Bilim dünyasının yaşanılabilir veya yaşamın olduğu gezegen arayışı sürüyor. NASA, devasa boyutta yeraltı okyanuslarına sahip 17 ötegezegen tespit etti.
Astronomlar ve astrobiyologlar çabalarını sıvı okyanuslar barındırabilecek dış gezegenleri veya ötezegenleri belirlemeye odaklıyorlar. Sıvı haldeki su, ev sahibi yıldızdan gelen doğrudan ısının maddenin donmasını engelleyebileceği bir gezegenin yüzeyinde bulunabileceği gibi iç ısı kaynaklı olarak yüzey altında devasa okyanuslar halinde de bulanabilir.
Donanımhaber’in aktardığına göre NASA yeni bir analizde, keşfedilen 17 ötegezegenin kalın buz tabakalarının altında gömülü yüzey altı okyanusları barındırabileceğini ortaya koydu. Bu gezegenler tıpkı Jüpiter’in buzlu uyduları gibi, yaşamın kimyasal işaretleri olan biyo-imzaları aramak için umut verici yerler olabilir.
Bu gezegenlerin tam bileşimi belirsizliğini korurken, önceki çalışmalardan elde edilen yüzey sıcaklıklarına ilişkin tahminler, Dünya’dan önemli ölçüde daha soğuk olduklarına işaret ediyor.
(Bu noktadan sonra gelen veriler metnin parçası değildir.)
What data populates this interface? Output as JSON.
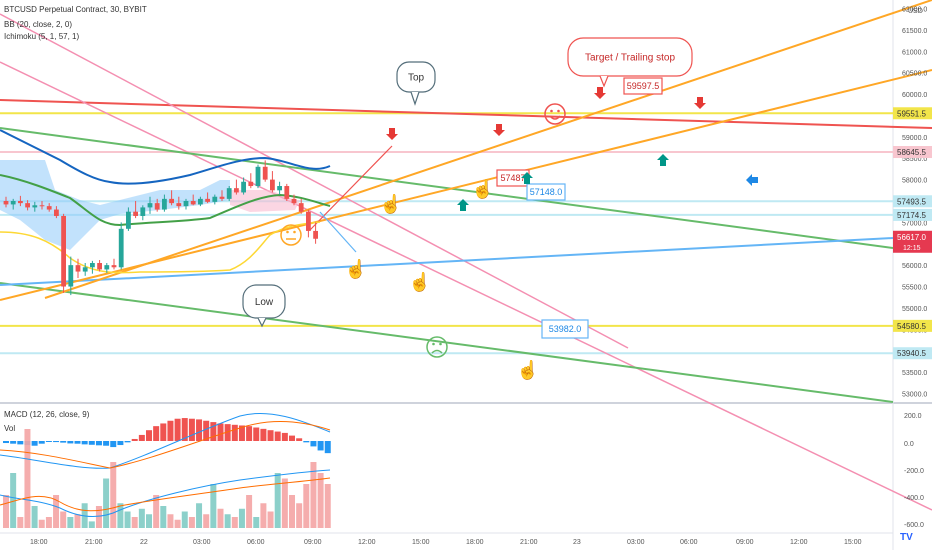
{
  "header": {
    "symbol": "BTCUSD Perpetual Contract, 30, BYBIT",
    "indicators": [
      "BB (20, close, 2, 0)",
      "Ichimoku (5, 1, 57, 1)"
    ]
  },
  "price_axis": {
    "unit": "USD",
    "ticks": [
      "62000.0",
      "61500.0",
      "61000.0",
      "60500.0",
      "60000.0",
      "59500.0",
      "59000.0",
      "58500.0",
      "58000.0",
      "57500.0",
      "57000.0",
      "56000.0",
      "55500.0",
      "55000.0",
      "54500.0",
      "54000.0",
      "53500.0",
      "53000.0"
    ],
    "labels": [
      {
        "text": "59551.5",
        "color": "#f2e54a",
        "text_color": "#333333"
      },
      {
        "text": "58645.5",
        "color": "#f8c6cf",
        "text_color": "#333333"
      },
      {
        "text": "57493.5",
        "color": "#bfe9f3",
        "text_color": "#333333"
      },
      {
        "text": "57174.5",
        "color": "#bfe9f3",
        "text_color": "#333333"
      },
      {
        "text": "54580.5",
        "color": "#f2e54a",
        "text_color": "#333333"
      },
      {
        "text": "53940.5",
        "color": "#bfe9f3",
        "text_color": "#333333"
      }
    ],
    "last_price": {
      "text": "56617.0",
      "countdown": "12:15",
      "color": "#e53950"
    }
  },
  "time_axis": {
    "ticks": [
      "18:00",
      "21:00",
      "22",
      "03:00",
      "06:00",
      "09:00",
      "12:00",
      "15:00",
      "18:00",
      "21:00",
      "23",
      "03:00",
      "06:00",
      "09:00",
      "12:00",
      "15:00"
    ]
  },
  "annotations": {
    "top": "Top",
    "low": "Low",
    "target": "Target / Trailing stop",
    "price_59597": "59597.5",
    "price_57487": "57487",
    "price_57148": "57148.0",
    "price_53982": "53982.0"
  },
  "sub_panel": {
    "label": "MACD (12, 26, close, 9)",
    "vol_label": "Vol",
    "ticks": [
      "200.0",
      "0.0",
      "-200.0",
      "-400.0",
      "-600.0"
    ]
  },
  "chart_data": {
    "type": "candlestick",
    "unit": "USD",
    "price_range": [
      52800,
      62200
    ],
    "candles": [
      [
        57500,
        57600,
        57350,
        57420
      ],
      [
        57420,
        57550,
        57300,
        57500
      ],
      [
        57500,
        57620,
        57380,
        57450
      ],
      [
        57450,
        57520,
        57280,
        57350
      ],
      [
        57350,
        57480,
        57250,
        57400
      ],
      [
        57400,
        57500,
        57300,
        57380
      ],
      [
        57380,
        57450,
        57250,
        57300
      ],
      [
        57300,
        57380,
        57100,
        57150
      ],
      [
        57150,
        57200,
        55350,
        55500
      ],
      [
        55500,
        56200,
        55300,
        56000
      ],
      [
        56000,
        56150,
        55700,
        55850
      ],
      [
        55850,
        56050,
        55750,
        55950
      ],
      [
        55950,
        56100,
        55800,
        56050
      ],
      [
        56050,
        56120,
        55850,
        55900
      ],
      [
        55900,
        56050,
        55820,
        56000
      ],
      [
        56000,
        56150,
        55900,
        55950
      ],
      [
        55950,
        57000,
        55900,
        56850
      ],
      [
        56850,
        57350,
        56800,
        57250
      ],
      [
        57250,
        57500,
        57100,
        57150
      ],
      [
        57150,
        57400,
        57050,
        57350
      ],
      [
        57350,
        57600,
        57200,
        57450
      ],
      [
        57450,
        57550,
        57250,
        57300
      ],
      [
        57300,
        57650,
        57250,
        57550
      ],
      [
        57550,
        57750,
        57400,
        57450
      ],
      [
        57450,
        57600,
        57300,
        57380
      ],
      [
        57380,
        57550,
        57300,
        57500
      ],
      [
        57500,
        57650,
        57400,
        57420
      ],
      [
        57420,
        57600,
        57380,
        57550
      ],
      [
        57550,
        57700,
        57450,
        57480
      ],
      [
        57480,
        57650,
        57420,
        57600
      ],
      [
        57600,
        57750,
        57500,
        57550
      ],
      [
        57550,
        57850,
        57500,
        57800
      ],
      [
        57800,
        58000,
        57650,
        57700
      ],
      [
        57700,
        58050,
        57650,
        57950
      ],
      [
        57950,
        58150,
        57800,
        57850
      ],
      [
        57850,
        58350,
        57800,
        58300
      ],
      [
        58300,
        58450,
        57950,
        58000
      ],
      [
        58000,
        58200,
        57700,
        57750
      ],
      [
        57750,
        57950,
        57650,
        57850
      ],
      [
        57850,
        57900,
        57500,
        57550
      ],
      [
        57550,
        57650,
        57400,
        57450
      ],
      [
        57450,
        57550,
        57200,
        57250
      ],
      [
        57250,
        57300,
        56650,
        56800
      ],
      [
        56800,
        57000,
        56500,
        56617
      ]
    ],
    "horizontal_levels": [
      {
        "price": 59551.5,
        "color": "#f2e54a"
      },
      {
        "price": 58645.5,
        "color": "#f8c6cf"
      },
      {
        "price": 57493.5,
        "color": "#bfe9f3"
      },
      {
        "price": 57174.5,
        "color": "#bfe9f3"
      },
      {
        "price": 54580.5,
        "color": "#f2e54a"
      },
      {
        "price": 53940.5,
        "color": "#bfe9f3"
      }
    ],
    "trendline_colors": {
      "red": "#ef5350",
      "orange": "#ffa726",
      "green": "#66bb6a",
      "blue": "#64b5f6",
      "pink": "#f48fb1"
    },
    "macd_histogram": [
      -15,
      -20,
      -25,
      -30,
      -35,
      -20,
      -5,
      -8,
      -12,
      -18,
      -20,
      -25,
      -28,
      -32,
      -35,
      -45,
      -30,
      -10,
      15,
      45,
      80,
      110,
      130,
      150,
      165,
      170,
      165,
      160,
      150,
      140,
      130,
      125,
      120,
      115,
      110,
      100,
      90,
      80,
      70,
      60,
      40,
      20,
      -10,
      -40,
      -70,
      -90
    ],
    "volume": [
      60,
      100,
      20,
      180,
      40,
      15,
      20,
      60,
      30,
      20,
      25,
      45,
      12,
      40,
      90,
      120,
      45,
      30,
      20,
      35,
      25,
      60,
      40,
      25,
      15,
      30,
      20,
      45,
      25,
      80,
      35,
      25,
      20,
      35,
      60,
      20,
      45,
      30,
      100,
      90,
      60,
      45,
      80,
      120,
      100,
      80
    ],
    "bar_colors": {
      "up": "#26a69a",
      "down": "#ef5350",
      "macd_up": "#ef5350",
      "macd_down": "#2196f3",
      "vol_up": "#80cbc4",
      "vol_down": "#f4a4a4"
    }
  }
}
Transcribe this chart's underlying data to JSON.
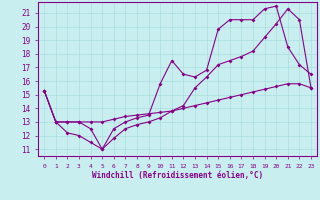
{
  "xlabel": "Windchill (Refroidissement éolien,°C)",
  "bg_color": "#c8eef0",
  "grid_color": "#aadddd",
  "line_color": "#880088",
  "xlim": [
    -0.5,
    23.5
  ],
  "ylim": [
    10.5,
    21.8
  ],
  "xticks": [
    0,
    1,
    2,
    3,
    4,
    5,
    6,
    7,
    8,
    9,
    10,
    11,
    12,
    13,
    14,
    15,
    16,
    17,
    18,
    19,
    20,
    21,
    22,
    23
  ],
  "yticks": [
    11,
    12,
    13,
    14,
    15,
    16,
    17,
    18,
    19,
    20,
    21
  ],
  "line1_x": [
    0,
    1,
    2,
    3,
    4,
    5,
    6,
    7,
    8,
    9,
    10,
    11,
    12,
    13,
    14,
    15,
    16,
    17,
    18,
    19,
    20,
    21,
    22,
    23
  ],
  "line1_y": [
    15.3,
    13.0,
    13.0,
    13.0,
    12.5,
    11.0,
    11.8,
    12.5,
    12.8,
    13.0,
    13.3,
    13.8,
    14.2,
    15.5,
    16.3,
    17.2,
    17.5,
    17.8,
    18.2,
    19.2,
    20.2,
    21.3,
    20.5,
    15.5
  ],
  "line2_x": [
    0,
    1,
    2,
    3,
    4,
    5,
    6,
    7,
    8,
    9,
    10,
    11,
    12,
    13,
    14,
    15,
    16,
    17,
    18,
    19,
    20,
    21,
    22,
    23
  ],
  "line2_y": [
    15.3,
    13.0,
    12.2,
    12.0,
    11.5,
    11.0,
    12.5,
    13.0,
    13.3,
    13.5,
    15.8,
    17.5,
    16.5,
    16.3,
    16.8,
    19.8,
    20.5,
    20.5,
    20.5,
    21.3,
    21.5,
    18.5,
    17.2,
    16.5
  ],
  "line3_x": [
    0,
    1,
    2,
    3,
    4,
    5,
    6,
    7,
    8,
    9,
    10,
    11,
    12,
    13,
    14,
    15,
    16,
    17,
    18,
    19,
    20,
    21,
    22,
    23
  ],
  "line3_y": [
    15.3,
    13.0,
    13.0,
    13.0,
    13.0,
    13.0,
    13.2,
    13.4,
    13.5,
    13.6,
    13.7,
    13.8,
    14.0,
    14.2,
    14.4,
    14.6,
    14.8,
    15.0,
    15.2,
    15.4,
    15.6,
    15.8,
    15.8,
    15.5
  ]
}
Ayrıca, büyüklükleri kabaca gezegenimizle aynı olmasına rağmen, her biri Dünya’dan daha az yoğundur ki, bu da devasa okyanuslara bir işaret olabilir.
NASA Goddard Uzay Uçuş Merkezi’nden Lynnae Quick yaptığı açıklamada bu 17 gezegenin buzla kaplı yüzeylere sahip olabileceğini hem gezegenlerdeki radyoaktif elementler hem de ev sahibi yıldızının etkileriyle oluşan ve suyu yüzeyin altında sıvı halde tutabilecek iç sıcaklıklara sahip olduklarını söyledi. Quick, “Yaşadıkları iç ısınma miktarı sayesinde, çalışmamızdaki tüm gezegenler gayzer benzeri püskürmeler şeklinde kriyovolkanik patlamalar da sergileyebilir” dedi. Bu arada kriyovolkanizm, kısaca buz volkanları anlamına geliyor. Bu patlamalar Jüpiter’in uydusu Europa ve Satürn’ün uydusu Enceladus’da yaşanıyor.
Araştırmada adı geçen dış gezegenlerden ikisi, Proxima Centauri b ve LHS1140 b, yüzeye nispeten yakın okyanuslara sahip olmak için özellikle umut verici adaylar arasında yer alıyor. Bu gezegenlerin takip gözlemleri muhtemelen gökbilimcilerin bu gezegenlerin atmosferlerinden geçen ışığın emisyon spektrumlarını merkeze alacak. Kriyovolkanik aktiviteden atmosfere püsküren kimyasallar ve moleküller, bu dünyaların soğuk ve karanlık derinliklerinde yaşamın var olup olamayacağına dair ipuçları barındırabilir.